The following DATA step uses the Deming regression estimates to convert the tick marks on the Y axis into values for the Y2 axis. (Click here for the PROC PRINT output.) The call to PROC SGPLOT creates a graph in which the Y2 axis is aligned with the Y axis according to the Deming regression estimates.

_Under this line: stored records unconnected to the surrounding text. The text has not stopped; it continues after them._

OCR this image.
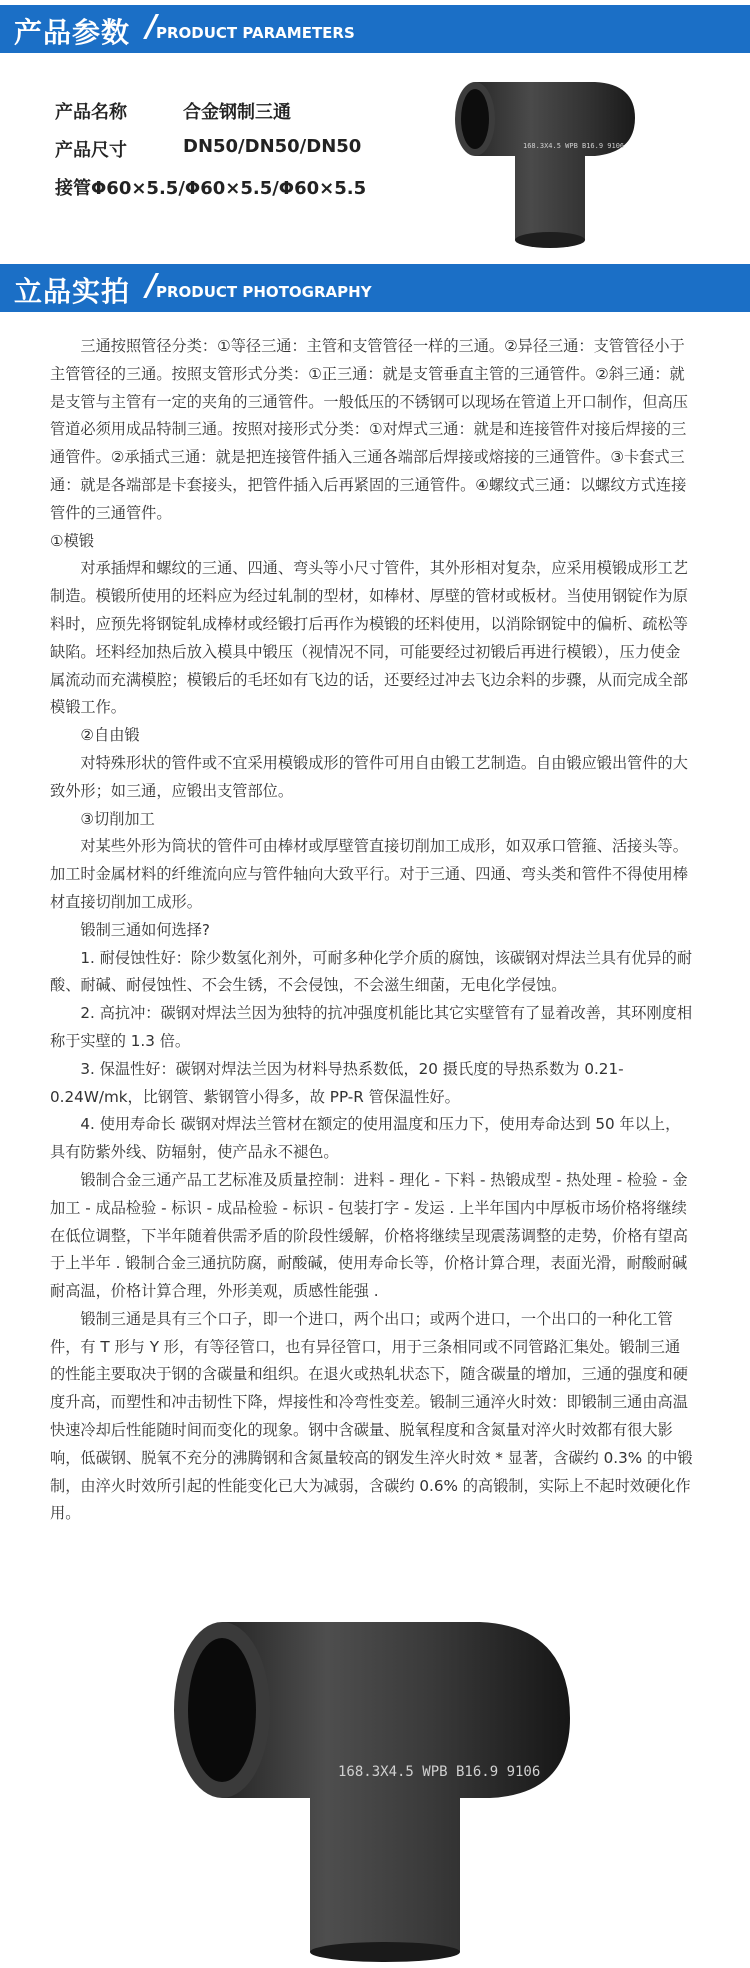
产品参数 / PRODUCT PARAMETERS
产品名称	合金钢制三通
产品尺寸	DN50/DN50/DN50
接管Φ60×5.5/Φ60×5.5/Φ60×5.5
168.3X4.5 WPB B16.9 9106
立品实拍 / PRODUCT PHOTOGRAPHY

三通按照管径分类：①等径三通：主管和支管管径一样的三通。②异径三通：支管管径小于主管管径的三通。按照支管形式分类：①正三通：就是支管垂直主管的三通管件。②斜三通：就是支管与主管有一定的夹角的三通管件。一般低压的不锈钢可以现场在管道上开口制作，但高压管道必须用成品特制三通。按照对接形式分类：①对焊式三通：就是和连接管件对接后焊接的三通管件。②承插式三通：就是把连接管件插入三通各端部后焊接或熔接的三通管件。③卡套式三通：就是各端部是卡套接头，把管件插入后再紧固的三通管件。④螺纹式三通：以螺纹方式连接管件的三通管件。

①模锻

对承插焊和螺纹的三通、四通、弯头等小尺寸管件，其外形相对复杂，应采用模锻成形工艺制造。模锻所使用的坯料应为经过轧制的型材，如棒材、厚壁的管材或板材。当使用钢锭作为原料时，应预先将钢锭轧成棒材或经锻打后再作为模锻的坯料使用，以消除钢锭中的偏析、疏松等缺陷。坯料经加热后放入模具中锻压（视情况不同，可能要经过初锻后再进行模锻），压力使金属流动而充满模腔；模锻后的毛坯如有飞边的话，还要经过冲去飞边余料的步骤，从而完成全部模锻工作。

②自由锻

对特殊形状的管件或不宜采用模锻成形的管件可用自由锻工艺制造。自由锻应锻出管件的大致外形；如三通，应锻出支管部位。

③切削加工

对某些外形为筒状的管件可由棒材或厚壁管直接切削加工成形，如双承口管箍、活接头等。加工时金属材料的纤维流向应与管件轴向大致平行。对于三通、四通、弯头类和管件不得使用棒材直接切削加工成形。

锻制三通如何选择?

1. 耐侵蚀性好：除少数氢化剂外，可耐多种化学介质的腐蚀，该碳钢对焊法兰具有优异的耐酸、耐碱、耐侵蚀性、不会生锈，不会侵蚀，不会滋生细菌，无电化学侵蚀。

2. 高抗冲：碳钢对焊法兰因为独特的抗冲强度机能比其它实壁管有了显着改善，其环刚度相称于实壁的 1.3 倍。

3. 保温性好：碳钢对焊法兰因为材料导热系数低，20 摄氏度的导热系数为 0.21-0.24W/mk，比钢管、紫钢管小得多，故 PP-R 管保温性好。

4. 使用寿命长 碳钢对焊法兰管材在额定的使用温度和压力下，使用寿命达到 50 年以上，具有防紫外线、防辐射，使产品永不褪色。

锻制合金三通产品工艺标准及质量控制：进料 - 理化 - 下料 - 热锻成型 - 热处理 - 检验 - 金加工 - 成品检验 - 标识 - 成品检验 - 标识 - 包装打字 - 发运 . 上半年国内中厚板市场价格将继续在低位调整，下半年随着供需矛盾的阶段性缓解，价格将继续呈现震荡调整的走势，价格有望高于上半年 . 锻制合金三通抗防腐，耐酸碱，使用寿命长等，价格计算合理，表面光滑，耐酸耐碱耐高温，价格计算合理，外形美观，质感性能强 .

锻制三通是具有三个口子，即一个进口，两个出口；或两个进口，一个出口的一种化工管件，有 T 形与 Y 形，有等径管口，也有异径管口，用于三条相同或不同管路汇集处。锻制三通的性能主要取决于钢的含碳量和组织。在退火或热轧状态下，随含碳量的增加，三通的强度和硬度升高，而塑性和冲击韧性下降，焊接性和冷弯性变差。锻制三通淬火时效：即锻制三通由高温快速冷却后性能随时间而变化的现象。钢中含碳量、脱氧程度和含氮量对淬火时效都有很大影响，低碳钢、脱氧不充分的沸腾钢和含氮量较高的钢发生淬火时效 * 显著，含碳约 0.3% 的中锻制，由淬火时效所引起的性能变化已大为减弱，含碳约 0.6% 的高锻制，实际上不起时效硬化作用。

168.3X4.5 WPB B16.9 9106
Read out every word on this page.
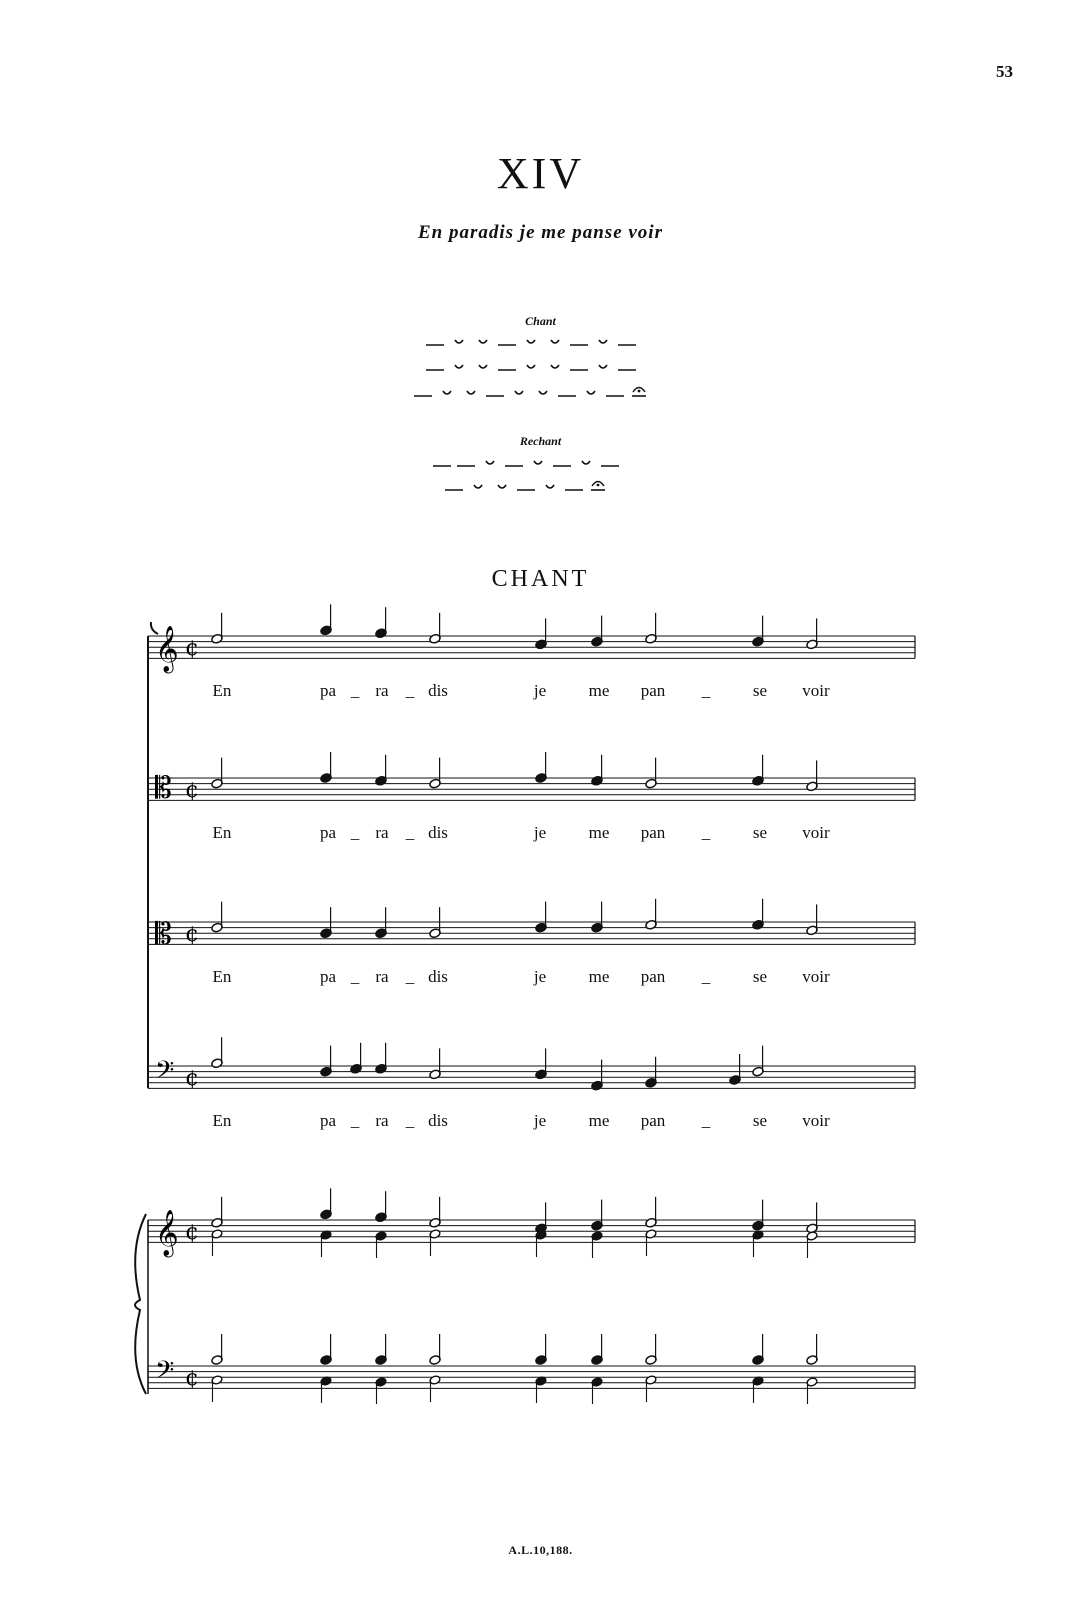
53
XIV
En paradis je me panse voir
Chant
Rechant
CHANT
𝄞 ¢
En	pa _ ra _ dis	je me pan _	se voir
𝄡 ¢
En	pa _ ra _ dis	je me pan _	se voir
𝄡 ¢
En	pa _ ra _ dis	je me pan _	se voir
𝄢 ¢
En	pa _ ra _ dis	je me pan _	se voir
𝄞 ¢
𝄢 ¢
A.L.10,188.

data Ticks; do Y1 = 60 to 160 by 20; /* use Deming regression to find one set of ticks in terms of the other */ Y2 = -10.56415 + 0.354463 * Y1; /* kiloOhms as a function of micrograms/dL */ Approx = round(Y2, 0.1); output; end; run; proc print; run; title "Align Y Axes for Different Series"; title2 "Measurements are Linearly Related"; proc sgplot data=BloodTest1; series x=t y=x / markers legendlabel="Standard Lab Value"; series x=t y=y / markers Y2Axis legendlabel="New Device"; xaxis values=(0 to 12 by 2); yaxis grid label="micrograms per deciliter" offsetmax=0.1 values=(60 to 160 by 20); /* the same offsets must be used in both YAXIS and Y2AXIS stmts */ y2axis grid label="kiloOhms" offsetmax=0.1 values=(10.7036 17.7929 24.8822 31.9714 39.0607 46.1499) valuesdisplay=('10.7' '17.8' '24.9' '32.0' '39.1' '46.1'); run; |
In this new graph, the measurements are displayed on compatible scales and the reference lines connect round numbers on one axis to the corresponding values on the other axis.
2 Comments
Interesting. Thanks. Is there a simple way to avoid the copy-paste from the DATA step output to the PROC SGPLOT Y2AXIS statement? I'm guessing using the DATA step to write the code fragment into a macro variable would do it.
Thanks for writing. Yes, I didn't want the example to look too complicated, but you can automate this process by using PROC SQL to read the tick marks into a macro variable. See the section "Read values into a SAS macro variable" in the article "Create a SAS macro variable that contains a list of values."